We start by writing \displaystyle z and \displaystyle 1 in polar form
| \displaystyle \begin{align}
z &= r(\cos\alpha + i\sin\alpha)\,,\\[5pt] 1 &= 1(\cos 0 + i\sin 0)\,\textrm{.} \end{align} |
The equation then becomes
| \displaystyle r^4(\cos 4\alpha + i\sin 4\alpha) = 1\,(\cos 0 + i\sin 0)\,, |
where we have used de Moivre's formula on the left-hand side. In order that both sides are equal, they must have the same magnitude and the same argument to within a multiple of \displaystyle 2\pi, i.e.
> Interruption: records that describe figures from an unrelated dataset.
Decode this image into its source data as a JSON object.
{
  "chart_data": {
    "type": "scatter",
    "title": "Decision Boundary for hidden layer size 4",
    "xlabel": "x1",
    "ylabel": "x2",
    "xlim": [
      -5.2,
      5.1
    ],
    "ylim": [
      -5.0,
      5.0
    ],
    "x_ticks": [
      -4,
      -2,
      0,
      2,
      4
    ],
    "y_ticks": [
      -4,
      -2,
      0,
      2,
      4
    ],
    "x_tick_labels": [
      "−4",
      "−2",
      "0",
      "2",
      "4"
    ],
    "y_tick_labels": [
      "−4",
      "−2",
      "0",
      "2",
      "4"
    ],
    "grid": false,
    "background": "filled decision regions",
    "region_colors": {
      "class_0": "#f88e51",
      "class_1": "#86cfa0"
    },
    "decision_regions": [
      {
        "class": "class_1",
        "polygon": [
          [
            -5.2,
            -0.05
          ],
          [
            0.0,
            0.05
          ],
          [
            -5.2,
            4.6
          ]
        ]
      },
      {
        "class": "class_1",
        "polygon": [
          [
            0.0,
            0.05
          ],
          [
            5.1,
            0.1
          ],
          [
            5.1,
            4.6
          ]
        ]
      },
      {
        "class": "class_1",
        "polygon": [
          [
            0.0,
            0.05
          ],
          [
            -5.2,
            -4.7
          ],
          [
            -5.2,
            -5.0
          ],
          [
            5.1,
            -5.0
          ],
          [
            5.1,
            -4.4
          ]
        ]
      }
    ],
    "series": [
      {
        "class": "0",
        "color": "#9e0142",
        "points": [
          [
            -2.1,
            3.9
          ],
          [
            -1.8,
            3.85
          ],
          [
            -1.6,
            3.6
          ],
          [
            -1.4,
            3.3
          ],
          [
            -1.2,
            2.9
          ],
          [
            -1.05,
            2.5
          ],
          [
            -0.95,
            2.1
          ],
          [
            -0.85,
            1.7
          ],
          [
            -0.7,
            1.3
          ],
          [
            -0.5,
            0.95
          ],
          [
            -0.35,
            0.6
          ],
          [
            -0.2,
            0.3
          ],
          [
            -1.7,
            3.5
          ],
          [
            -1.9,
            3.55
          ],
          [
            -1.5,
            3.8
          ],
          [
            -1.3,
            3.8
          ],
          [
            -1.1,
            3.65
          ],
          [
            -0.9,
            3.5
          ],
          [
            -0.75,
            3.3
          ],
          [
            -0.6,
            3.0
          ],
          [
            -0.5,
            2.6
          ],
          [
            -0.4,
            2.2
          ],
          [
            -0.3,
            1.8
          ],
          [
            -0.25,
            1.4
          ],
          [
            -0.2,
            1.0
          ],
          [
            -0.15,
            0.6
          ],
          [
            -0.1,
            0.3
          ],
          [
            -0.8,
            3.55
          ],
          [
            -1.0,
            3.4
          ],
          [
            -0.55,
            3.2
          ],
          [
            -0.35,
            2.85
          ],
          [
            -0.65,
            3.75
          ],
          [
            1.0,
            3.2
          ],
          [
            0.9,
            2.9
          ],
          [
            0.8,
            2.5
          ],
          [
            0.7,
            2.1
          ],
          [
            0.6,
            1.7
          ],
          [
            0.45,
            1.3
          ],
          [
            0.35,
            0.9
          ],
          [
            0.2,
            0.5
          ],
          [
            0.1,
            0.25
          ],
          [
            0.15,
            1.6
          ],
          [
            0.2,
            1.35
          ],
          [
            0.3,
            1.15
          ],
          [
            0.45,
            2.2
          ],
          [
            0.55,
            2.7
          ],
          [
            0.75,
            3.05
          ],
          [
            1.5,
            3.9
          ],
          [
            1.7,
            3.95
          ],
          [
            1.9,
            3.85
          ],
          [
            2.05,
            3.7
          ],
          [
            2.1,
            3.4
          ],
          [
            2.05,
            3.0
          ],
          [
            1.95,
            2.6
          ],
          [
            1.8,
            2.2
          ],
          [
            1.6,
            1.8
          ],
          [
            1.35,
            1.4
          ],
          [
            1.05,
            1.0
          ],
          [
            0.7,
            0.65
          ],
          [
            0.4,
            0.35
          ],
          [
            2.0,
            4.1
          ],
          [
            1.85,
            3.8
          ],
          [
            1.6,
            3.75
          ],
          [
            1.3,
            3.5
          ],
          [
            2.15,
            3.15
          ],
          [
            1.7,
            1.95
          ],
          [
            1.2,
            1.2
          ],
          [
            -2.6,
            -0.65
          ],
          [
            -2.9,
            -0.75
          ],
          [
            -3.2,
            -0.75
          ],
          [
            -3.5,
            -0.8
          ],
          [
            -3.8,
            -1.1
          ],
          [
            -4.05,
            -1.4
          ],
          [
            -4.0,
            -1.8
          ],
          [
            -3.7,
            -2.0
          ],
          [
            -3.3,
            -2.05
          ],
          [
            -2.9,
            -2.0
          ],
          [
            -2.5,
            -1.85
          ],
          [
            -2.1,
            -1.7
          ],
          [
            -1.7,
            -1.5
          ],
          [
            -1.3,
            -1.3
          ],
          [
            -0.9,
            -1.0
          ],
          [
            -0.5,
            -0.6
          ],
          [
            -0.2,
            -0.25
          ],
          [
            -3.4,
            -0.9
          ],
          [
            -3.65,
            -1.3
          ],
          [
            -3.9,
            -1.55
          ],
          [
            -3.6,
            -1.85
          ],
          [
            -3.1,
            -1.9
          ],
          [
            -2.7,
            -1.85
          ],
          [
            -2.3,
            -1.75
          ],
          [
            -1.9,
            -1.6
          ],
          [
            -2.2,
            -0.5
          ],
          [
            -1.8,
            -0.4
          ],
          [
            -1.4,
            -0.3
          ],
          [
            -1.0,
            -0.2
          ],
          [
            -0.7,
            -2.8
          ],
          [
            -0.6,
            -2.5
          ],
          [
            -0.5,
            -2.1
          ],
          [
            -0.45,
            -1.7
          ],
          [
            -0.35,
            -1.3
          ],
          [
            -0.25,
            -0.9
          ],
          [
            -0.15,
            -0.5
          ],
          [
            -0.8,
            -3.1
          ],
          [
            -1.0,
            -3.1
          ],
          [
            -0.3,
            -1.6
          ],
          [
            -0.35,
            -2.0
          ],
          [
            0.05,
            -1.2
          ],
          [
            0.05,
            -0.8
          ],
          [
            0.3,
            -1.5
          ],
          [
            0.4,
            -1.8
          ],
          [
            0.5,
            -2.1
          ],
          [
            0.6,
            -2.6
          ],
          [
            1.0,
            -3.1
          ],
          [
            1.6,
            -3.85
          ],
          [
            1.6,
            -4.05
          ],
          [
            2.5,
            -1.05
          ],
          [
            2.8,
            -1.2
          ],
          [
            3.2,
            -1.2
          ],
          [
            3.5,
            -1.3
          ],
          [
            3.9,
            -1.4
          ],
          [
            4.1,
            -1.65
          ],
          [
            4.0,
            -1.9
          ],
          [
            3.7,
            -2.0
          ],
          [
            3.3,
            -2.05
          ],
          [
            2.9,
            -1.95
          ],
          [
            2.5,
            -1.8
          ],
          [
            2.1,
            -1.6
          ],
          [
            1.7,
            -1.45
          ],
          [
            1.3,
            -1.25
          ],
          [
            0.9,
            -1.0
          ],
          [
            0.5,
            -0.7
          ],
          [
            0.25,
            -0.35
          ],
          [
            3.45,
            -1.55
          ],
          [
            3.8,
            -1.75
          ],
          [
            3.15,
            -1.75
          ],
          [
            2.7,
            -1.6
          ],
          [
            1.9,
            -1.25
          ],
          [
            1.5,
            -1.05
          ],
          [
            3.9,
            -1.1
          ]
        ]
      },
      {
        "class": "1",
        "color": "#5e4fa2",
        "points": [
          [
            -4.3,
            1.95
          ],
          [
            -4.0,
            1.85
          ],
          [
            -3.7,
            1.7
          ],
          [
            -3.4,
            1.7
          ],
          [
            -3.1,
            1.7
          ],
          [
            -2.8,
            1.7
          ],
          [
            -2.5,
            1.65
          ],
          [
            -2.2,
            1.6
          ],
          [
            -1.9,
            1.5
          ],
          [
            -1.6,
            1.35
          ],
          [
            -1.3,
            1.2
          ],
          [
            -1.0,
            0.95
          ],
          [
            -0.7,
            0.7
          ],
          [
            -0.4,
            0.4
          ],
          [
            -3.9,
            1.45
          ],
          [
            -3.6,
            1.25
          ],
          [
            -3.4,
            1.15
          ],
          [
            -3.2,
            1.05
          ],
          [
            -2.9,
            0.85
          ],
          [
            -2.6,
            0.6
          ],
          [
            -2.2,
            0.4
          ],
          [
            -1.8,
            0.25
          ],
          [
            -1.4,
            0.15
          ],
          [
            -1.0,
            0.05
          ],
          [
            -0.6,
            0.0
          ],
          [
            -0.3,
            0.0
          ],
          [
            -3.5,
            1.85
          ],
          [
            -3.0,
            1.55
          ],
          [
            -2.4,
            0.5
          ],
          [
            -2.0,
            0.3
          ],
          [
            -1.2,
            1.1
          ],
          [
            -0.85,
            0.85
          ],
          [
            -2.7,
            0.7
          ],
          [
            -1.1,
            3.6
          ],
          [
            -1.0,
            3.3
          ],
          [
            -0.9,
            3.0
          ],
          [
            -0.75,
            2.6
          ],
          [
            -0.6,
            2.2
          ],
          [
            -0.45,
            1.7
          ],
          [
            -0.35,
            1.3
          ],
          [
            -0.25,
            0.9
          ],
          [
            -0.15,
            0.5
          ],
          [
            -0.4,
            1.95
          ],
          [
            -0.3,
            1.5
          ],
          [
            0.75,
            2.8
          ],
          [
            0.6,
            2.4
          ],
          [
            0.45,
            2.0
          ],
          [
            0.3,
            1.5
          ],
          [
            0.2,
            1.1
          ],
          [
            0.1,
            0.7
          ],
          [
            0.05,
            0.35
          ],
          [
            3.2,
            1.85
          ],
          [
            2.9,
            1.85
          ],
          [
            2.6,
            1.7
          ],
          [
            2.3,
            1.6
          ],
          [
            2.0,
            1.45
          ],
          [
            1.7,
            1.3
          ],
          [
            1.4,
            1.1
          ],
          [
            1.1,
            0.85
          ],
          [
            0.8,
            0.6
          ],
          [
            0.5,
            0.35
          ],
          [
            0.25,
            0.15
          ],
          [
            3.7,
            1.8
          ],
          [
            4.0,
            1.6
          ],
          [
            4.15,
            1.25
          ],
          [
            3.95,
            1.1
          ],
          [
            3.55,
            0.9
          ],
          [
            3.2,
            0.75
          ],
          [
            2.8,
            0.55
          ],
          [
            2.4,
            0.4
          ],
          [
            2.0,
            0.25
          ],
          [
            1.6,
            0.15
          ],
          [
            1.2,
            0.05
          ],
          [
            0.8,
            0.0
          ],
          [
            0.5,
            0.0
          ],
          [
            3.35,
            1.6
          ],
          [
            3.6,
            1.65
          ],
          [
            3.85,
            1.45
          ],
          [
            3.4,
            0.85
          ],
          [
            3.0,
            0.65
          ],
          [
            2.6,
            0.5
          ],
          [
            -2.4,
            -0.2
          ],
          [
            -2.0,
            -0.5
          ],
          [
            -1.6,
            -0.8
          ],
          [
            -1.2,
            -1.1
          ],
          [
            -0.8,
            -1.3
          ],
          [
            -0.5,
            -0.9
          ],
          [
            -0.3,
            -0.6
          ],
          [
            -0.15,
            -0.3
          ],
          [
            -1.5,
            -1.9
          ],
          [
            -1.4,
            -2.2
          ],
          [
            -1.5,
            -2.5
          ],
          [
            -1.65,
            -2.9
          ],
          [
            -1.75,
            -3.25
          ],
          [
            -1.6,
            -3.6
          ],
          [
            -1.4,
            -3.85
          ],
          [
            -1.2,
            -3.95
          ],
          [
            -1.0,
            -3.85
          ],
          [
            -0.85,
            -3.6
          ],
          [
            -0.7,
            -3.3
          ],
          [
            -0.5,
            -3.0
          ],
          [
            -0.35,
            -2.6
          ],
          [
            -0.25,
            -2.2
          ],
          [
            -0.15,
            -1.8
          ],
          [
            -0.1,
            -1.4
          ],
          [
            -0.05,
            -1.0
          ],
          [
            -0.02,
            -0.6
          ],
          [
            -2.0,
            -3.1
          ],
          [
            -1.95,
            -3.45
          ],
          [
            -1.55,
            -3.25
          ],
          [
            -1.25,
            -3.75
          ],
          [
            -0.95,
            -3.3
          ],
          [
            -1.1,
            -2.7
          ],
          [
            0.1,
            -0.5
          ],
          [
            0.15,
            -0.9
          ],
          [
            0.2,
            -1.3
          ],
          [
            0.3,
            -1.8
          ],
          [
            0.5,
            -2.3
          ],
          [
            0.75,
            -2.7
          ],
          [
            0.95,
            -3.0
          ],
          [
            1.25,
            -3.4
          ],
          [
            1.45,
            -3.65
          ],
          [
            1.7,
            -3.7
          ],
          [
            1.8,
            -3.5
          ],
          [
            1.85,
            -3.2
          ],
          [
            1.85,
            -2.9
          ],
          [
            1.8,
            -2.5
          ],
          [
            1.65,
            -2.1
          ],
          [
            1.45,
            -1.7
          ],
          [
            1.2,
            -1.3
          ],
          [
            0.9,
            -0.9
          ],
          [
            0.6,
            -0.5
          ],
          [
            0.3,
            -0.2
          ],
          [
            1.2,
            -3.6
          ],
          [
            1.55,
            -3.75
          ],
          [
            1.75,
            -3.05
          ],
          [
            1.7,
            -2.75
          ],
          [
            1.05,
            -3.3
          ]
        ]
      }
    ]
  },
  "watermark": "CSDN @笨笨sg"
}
| \displaystyle \left\{\begin{align}
r^{4} &= 1\,,\\[5pt] 4\alpha &= 0+2n\pi\,,\quad (\text{n is an arbitrary integer})\,\textrm{.} \end{align}\right. |
This means that
| \displaystyle \left\{\begin{align}
r &= 1\,,\\[5pt] \alpha &= \frac{n\pi}{2}\,,\quad \text{(n is an arbitrary integer).} \end{align}\right. |
The solutions are thus (in polar form)
| \displaystyle z = 1\cdot\Bigl(\cos\frac{n\pi}{2} + i\sin\frac{n\pi}{2}\Bigr)\,,\quad\text{for }n=0,\ \pm 1,\ \pm 2,\ldots |
but observe that the argument on the right-hand side essentially takes only four different values \displaystyle 0, \displaystyle \pi/2, \displaystyle \pi and \displaystyle 3\pi/2\,, because other values of \displaystyle n give some of these values plus/minus a multiple of \displaystyle 2\pi\,.
The equation's solutions are therefore
| \displaystyle z=\left\{\begin{align}
&1\cdot(\cos 0 + i\sin 0)\,,\\[5pt] &1\cdot(\cos (\pi/2) + i\sin (\pi/2))\,,\\[5pt] &1\cdot(\cos \pi + i\sin \pi)\,,\\[5pt] &1\cdot(\cos (3\pi/2) + i\sin (3\pi/2))\,, \end{align}\right. = \left\{ \begin{align} 1\,,&\\[5pt] i\,,&\\[5pt] -1\,,&\\[5pt] -i\,\textrm{.}& \end{align}\right. |
Note: If we mark these solutions on the complex number plane, we see that they are corners in a regular quadrilateral.